In São Paulo, motels are highly visible from the road, with their neon signs blinking seductively at night. They are sometimes so clustered together in one area that for example Rodovia Raposo Tavares, peppered with tiny and bigger motels of all sorts, earned itself a name of a Love Road (Rodovia do Amor).
What can you expect inside them? A large bed, of course. After all, that’s what you’re going to need most. And then, depending on the chosen standard and theme (luxurious, super-luxurious, African, Romantic, Erotic, etc.) , you can enjoy a swimming pool, jacuzzi, sauna, a solar roof or even a spider-looking erotic chair and god knows what else.
For the curious, and Portuguese-speaking, I can recommend www.guiademoteis.com.br, a comprehensive guide to motels in Brazil, which aided my research.

A bit about the history. Apparently, motels started to spring up in the 60s when unmarried couples needed somewhere to exchange affection and most hotels wouldn’t let them stay unless they produced a marriage certificate. Obviously, that attitude started to change with time, but these days, due to strained budgets, some young people still live with their parents and thus the motel is the only place they can enjoy the so-much-needed intimacy. Let’s not be so prude, though. The fact that many people are attracted by the brash façades, at times extremely kitsch interiors with fake waterfalls and wild tiger wallpapers, plus a variety of porn channels on TV, is ever so glaring. Also, the season when motels are bursting is... surprise, surprise, the carnival! 

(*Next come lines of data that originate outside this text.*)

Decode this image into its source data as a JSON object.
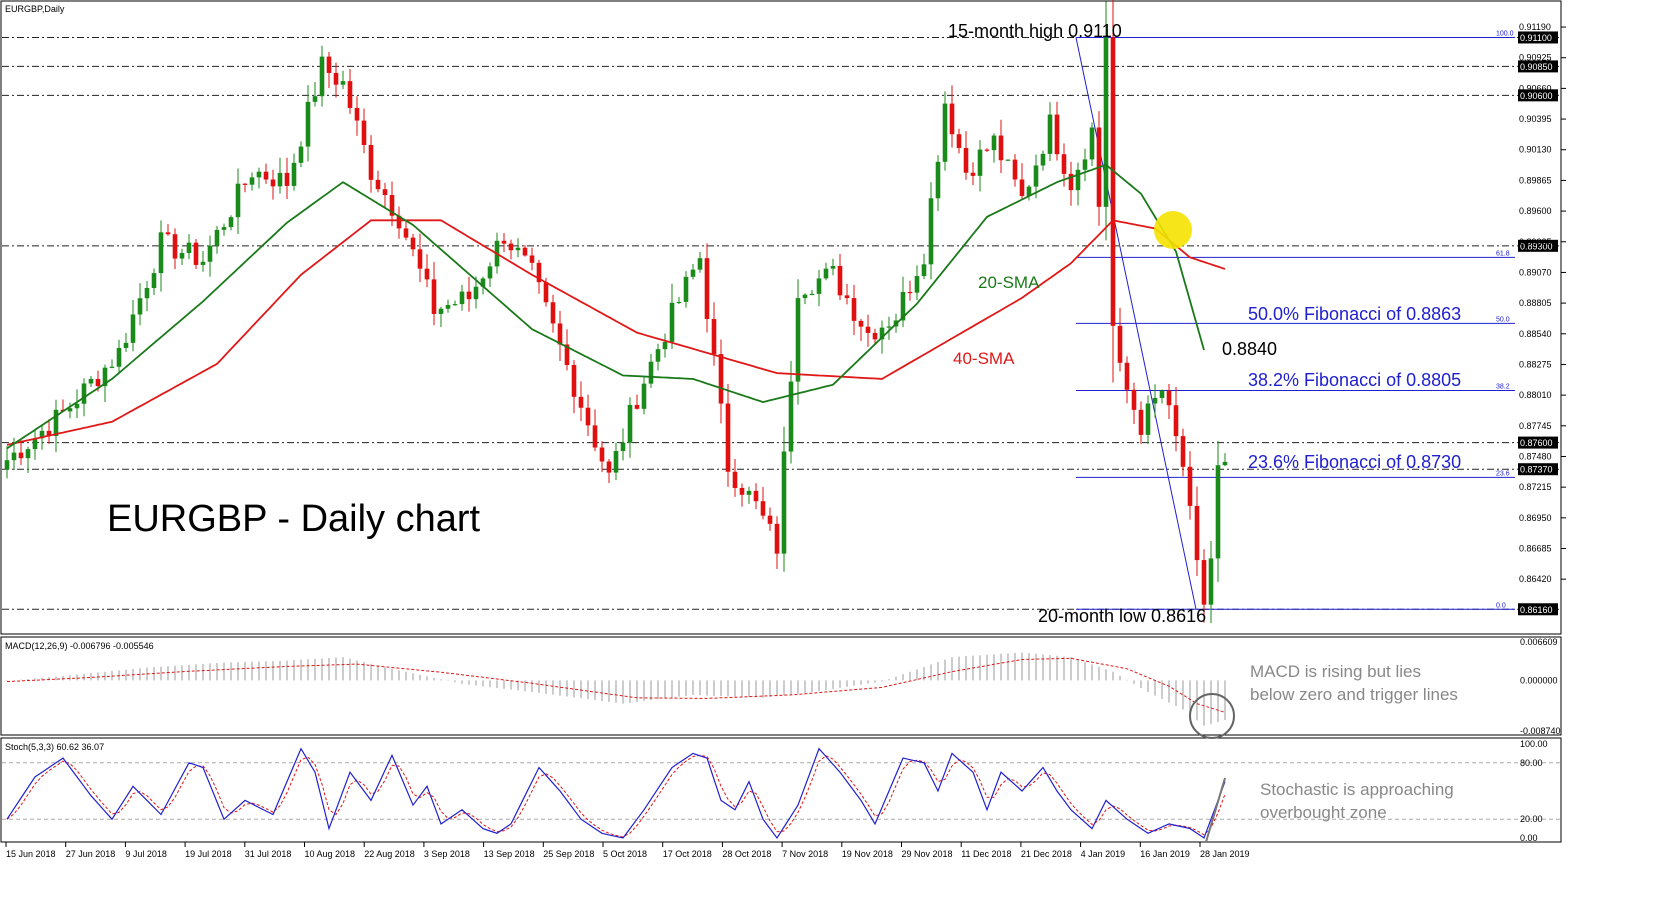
{
  "window_title": "EURGBP,Daily",
  "chart_title": "EURGBP - Daily chart",
  "colors": {
    "bull": "#1a8a1a",
    "bear": "#e01010",
    "sma20": "#1a7a1a",
    "sma40": "#e01818",
    "fib": "#2020d0",
    "annotation": "#888888",
    "highlight": "#f5e300"
  },
  "chart_data": [
    {
      "type": "candlestick",
      "title": "EURGBP - Daily chart",
      "ylim": [
        0.8605,
        0.9132
      ],
      "y_ticks": [
        "0.91190",
        "0.90925",
        "0.90660",
        "0.90395",
        "0.90130",
        "0.89865",
        "0.89600",
        "0.89335",
        "0.89070",
        "0.88805",
        "0.88540",
        "0.88275",
        "0.88010",
        "0.87745",
        "0.87480",
        "0.87215",
        "0.86950",
        "0.86685",
        "0.86420"
      ],
      "x_ticks": [
        "15 Jun 2018",
        "27 Jun 2018",
        "9 Jul 2018",
        "19 Jul 2018",
        "31 Jul 2018",
        "10 Aug 2018",
        "22 Aug 2018",
        "3 Sep 2018",
        "13 Sep 2018",
        "25 Sep 2018",
        "5 Oct 2018",
        "17 Oct 2018",
        "28 Oct 2018",
        "7 Nov 2018",
        "19 Nov 2018",
        "29 Nov 2018",
        "11 Dec 2018",
        "21 Dec 2018",
        "4 Jan 2019",
        "16 Jan 2019",
        "28 Jan 2019"
      ],
      "close_anchors": [
        [
          0,
          0.8745
        ],
        [
          8,
          0.8785
        ],
        [
          16,
          0.8838
        ],
        [
          22,
          0.8932
        ],
        [
          28,
          0.8918
        ],
        [
          35,
          0.8995
        ],
        [
          40,
          0.8985
        ],
        [
          45,
          0.9085
        ],
        [
          48,
          0.907
        ],
        [
          52,
          0.8995
        ],
        [
          56,
          0.8955
        ],
        [
          61,
          0.8875
        ],
        [
          66,
          0.8885
        ],
        [
          71,
          0.894
        ],
        [
          75,
          0.8905
        ],
        [
          81,
          0.881
        ],
        [
          86,
          0.873
        ],
        [
          90,
          0.88
        ],
        [
          95,
          0.887
        ],
        [
          99,
          0.892
        ],
        [
          103,
          0.874
        ],
        [
          107,
          0.8705
        ],
        [
          110,
          0.867
        ],
        [
          113,
          0.8895
        ],
        [
          118,
          0.8905
        ],
        [
          123,
          0.8855
        ],
        [
          127,
          0.887
        ],
        [
          131,
          0.8925
        ],
        [
          134,
          0.9055
        ],
        [
          137,
          0.8995
        ],
        [
          141,
          0.902
        ],
        [
          145,
          0.897
        ],
        [
          149,
          0.9035
        ],
        [
          152,
          0.8985
        ],
        [
          155,
          0.903
        ],
        [
          157,
          0.89
        ],
        [
          159,
          0.882
        ],
        [
          162,
          0.8775
        ],
        [
          165,
          0.8805
        ],
        [
          168,
          0.874
        ],
        [
          170,
          0.865
        ],
        [
          172,
          0.866
        ],
        [
          173,
          0.8736
        ],
        [
          174,
          0.8737
        ]
      ],
      "sma20": [
        [
          0,
          0.8755
        ],
        [
          15,
          0.8815
        ],
        [
          28,
          0.8882
        ],
        [
          40,
          0.895
        ],
        [
          48,
          0.8985
        ],
        [
          58,
          0.8948
        ],
        [
          75,
          0.8858
        ],
        [
          88,
          0.8818
        ],
        [
          98,
          0.8815
        ],
        [
          108,
          0.8795
        ],
        [
          118,
          0.881
        ],
        [
          130,
          0.888
        ],
        [
          140,
          0.8955
        ],
        [
          150,
          0.8985
        ],
        [
          157,
          0.9
        ],
        [
          162,
          0.8975
        ],
        [
          167,
          0.8925
        ],
        [
          171,
          0.884
        ]
      ],
      "sma40": [
        [
          0,
          0.8758
        ],
        [
          15,
          0.8778
        ],
        [
          30,
          0.8828
        ],
        [
          42,
          0.8905
        ],
        [
          52,
          0.8952
        ],
        [
          62,
          0.8952
        ],
        [
          75,
          0.8905
        ],
        [
          90,
          0.8855
        ],
        [
          110,
          0.882
        ],
        [
          125,
          0.8815
        ],
        [
          135,
          0.885
        ],
        [
          145,
          0.8885
        ],
        [
          152,
          0.8915
        ],
        [
          158,
          0.8952
        ],
        [
          164,
          0.8945
        ],
        [
          169,
          0.892
        ],
        [
          174,
          0.891
        ]
      ],
      "horizontal_levels": [
        "0.91100",
        "0.90850",
        "0.90600",
        "0.89300",
        "0.87600",
        "0.87370",
        "0.86160"
      ],
      "fibonacci": [
        {
          "level": "100.0",
          "price": 0.911
        },
        {
          "level": "61.8",
          "price": 0.892
        },
        {
          "level": "50.0",
          "price": 0.8863
        },
        {
          "level": "38.2",
          "price": 0.8805
        },
        {
          "level": "23.6",
          "price": 0.873
        },
        {
          "level": "0.0",
          "price": 0.8616
        }
      ],
      "annotations": {
        "high": "15-month high 0.9110",
        "low": "20-month low 0.8616",
        "fib50": "50.0% Fibonacci of 0.8863",
        "fib382": "38.2% Fibonacci of 0.8805",
        "fib236": "23.6% Fibonacci of 0.8730",
        "sma20_label": "20-SMA",
        "sma40_label": "40-SMA",
        "sma20_value": "0.8840"
      }
    },
    {
      "type": "histogram",
      "title": "MACD(12,26,9) -0.006796 -0.005546",
      "ylim": [
        -0.0087,
        0.0066
      ],
      "y_ticks": [
        "0.006609",
        "0.000000",
        "-0.008740"
      ],
      "macd_anchors": [
        [
          0,
          -0.0001
        ],
        [
          10,
          0.001
        ],
        [
          20,
          0.0022
        ],
        [
          30,
          0.003
        ],
        [
          40,
          0.0034
        ],
        [
          48,
          0.004
        ],
        [
          55,
          0.002
        ],
        [
          65,
          -0.0006
        ],
        [
          75,
          -0.002
        ],
        [
          88,
          -0.004
        ],
        [
          98,
          -0.0025
        ],
        [
          108,
          -0.003
        ],
        [
          115,
          -0.002
        ],
        [
          125,
          -0.0002
        ],
        [
          135,
          0.004
        ],
        [
          145,
          0.0048
        ],
        [
          152,
          0.004
        ],
        [
          158,
          0.0015
        ],
        [
          163,
          -0.002
        ],
        [
          168,
          -0.005
        ],
        [
          171,
          -0.0078
        ],
        [
          174,
          -0.0068
        ]
      ],
      "signal_anchors": [
        [
          0,
          -0.0002
        ],
        [
          12,
          0.0005
        ],
        [
          25,
          0.0015
        ],
        [
          40,
          0.0024
        ],
        [
          50,
          0.0028
        ],
        [
          62,
          0.0014
        ],
        [
          75,
          -0.0005
        ],
        [
          90,
          -0.003
        ],
        [
          100,
          -0.0031
        ],
        [
          112,
          -0.0025
        ],
        [
          125,
          -0.0012
        ],
        [
          135,
          0.0015
        ],
        [
          145,
          0.0036
        ],
        [
          152,
          0.0038
        ],
        [
          160,
          0.002
        ],
        [
          166,
          -0.001
        ],
        [
          170,
          -0.004
        ],
        [
          174,
          -0.0055
        ]
      ],
      "annotation": "MACD is rising but lies below zero and trigger lines"
    },
    {
      "type": "line",
      "title": "Stoch(5,3,3) 60.62 36.07",
      "ylim": [
        0,
        100
      ],
      "y_ticks": [
        "100.00",
        "80.00",
        "20.00",
        "0.00"
      ],
      "k_anchors": [
        [
          0,
          20
        ],
        [
          4,
          65
        ],
        [
          8,
          85
        ],
        [
          12,
          45
        ],
        [
          15,
          20
        ],
        [
          18,
          55
        ],
        [
          22,
          25
        ],
        [
          26,
          80
        ],
        [
          28,
          75
        ],
        [
          31,
          20
        ],
        [
          34,
          40
        ],
        [
          38,
          25
        ],
        [
          42,
          95
        ],
        [
          44,
          70
        ],
        [
          46,
          10
        ],
        [
          49,
          70
        ],
        [
          52,
          40
        ],
        [
          55,
          88
        ],
        [
          58,
          35
        ],
        [
          60,
          55
        ],
        [
          62,
          15
        ],
        [
          65,
          30
        ],
        [
          68,
          10
        ],
        [
          70,
          5
        ],
        [
          72,
          15
        ],
        [
          76,
          75
        ],
        [
          79,
          50
        ],
        [
          82,
          20
        ],
        [
          85,
          5
        ],
        [
          88,
          0
        ],
        [
          91,
          30
        ],
        [
          95,
          75
        ],
        [
          98,
          90
        ],
        [
          100,
          85
        ],
        [
          102,
          40
        ],
        [
          104,
          30
        ],
        [
          106,
          60
        ],
        [
          108,
          20
        ],
        [
          110,
          0
        ],
        [
          113,
          35
        ],
        [
          116,
          95
        ],
        [
          119,
          70
        ],
        [
          122,
          40
        ],
        [
          124,
          15
        ],
        [
          128,
          85
        ],
        [
          131,
          80
        ],
        [
          133,
          50
        ],
        [
          135,
          90
        ],
        [
          138,
          70
        ],
        [
          140,
          30
        ],
        [
          142,
          70
        ],
        [
          145,
          50
        ],
        [
          148,
          75
        ],
        [
          150,
          50
        ],
        [
          152,
          30
        ],
        [
          155,
          10
        ],
        [
          157,
          40
        ],
        [
          160,
          20
        ],
        [
          163,
          5
        ],
        [
          166,
          15
        ],
        [
          169,
          10
        ],
        [
          171,
          0
        ],
        [
          174,
          60
        ]
      ],
      "annotation": "Stochastic is approaching overbought zone"
    }
  ]
}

Interestingly enough, motels are often recommended in travel guides as a cheap accommodation alternative to the ridiculously expensive hotels, especially in Rio. In fact, it has been suggested that participants of the upcoming UN summit be put up in the city’s numerous motels, as a solution to the apparent bed shortage. (read the article here: http://www.bbc.co.uk/news/world-latin-america-17656123). Hilarious. But then again, who would object to sleeping in a large comfortable bed, relaxing in a sauna and then jumping into the whirlpool while admiring the night sky? I suppose they would prefer to have company, since, as one of the motel’s slogan says, “love is not a sin”.